To woo the island nation of Sri Lanka, China lent more than $200 million to fund a new airport built by then-President Mahinda Rajapaksa near his hometown. It wasn’t one of the Chinese government’s better investments. Mattala Rajapaksa International Airport opened in 2013, but two years later there is only one scheduled daily flight, on Flydubai. In January, just after Rajapaksa’s re-election campaign ended in an upset loss, state-owned SriLankan Airlines cancelled its flights to the airport.
To gain an edge over rival India, China’s leaders have spent years cultivating the governments of Sri Lanka and other nations in South and Southeast Asia.
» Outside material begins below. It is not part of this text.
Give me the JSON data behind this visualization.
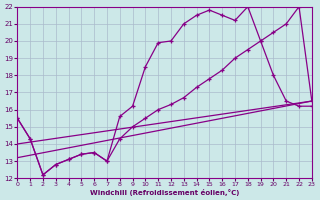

In Sri Lanka, located along the shipping lanes to and from the Middle East and Africa, China offered about $5 billion in loans over six years to fund such projects as a $290 million expressway and a $360 million port. In the deal with the highest profile, Rajapaksa embraced a Chinese plan to invest $1.4 billion in a new port city to be built on reclaimed land near the port of Colombo, the capital.
Two visits by Chinese submarines last year highlighted China’s success in elbowing out India. But the Sri Lanka adventure has since soured. President Maithripala Sirisena has put the new city on hold, saying the government needs to investigate whether the Chinese-backed project violated rules protecting the environment and preventing corruption. “China discounted the possibility of regime change,” says Deshal De Mel, senior economist at Hayleys, a Sri Lankan conglomerate. The airport that was so closely associated with Rajapaksa “is one example of a project they may have thought twice about financing.”
China’s rivals have rushed to capitalize on Beijing’s unpopularity with the new government. Both India and the US had a stormy relationship with Rajapaksa, who crushed a decades-long rebellion by the Tamil minority in 2009. India, which has a large Tamil population, and the US supported a campaign to have the United Nations Human Rights Council investigate alleged war crimes by the Rajapaksa regime. The Chinese offered Rajapaksa military and diplomatic assistance during the war.
Sri Lanka’s new government, which pledges to honour term limits and work closely with Parliament, has been mending ties with New Delhi and Washington.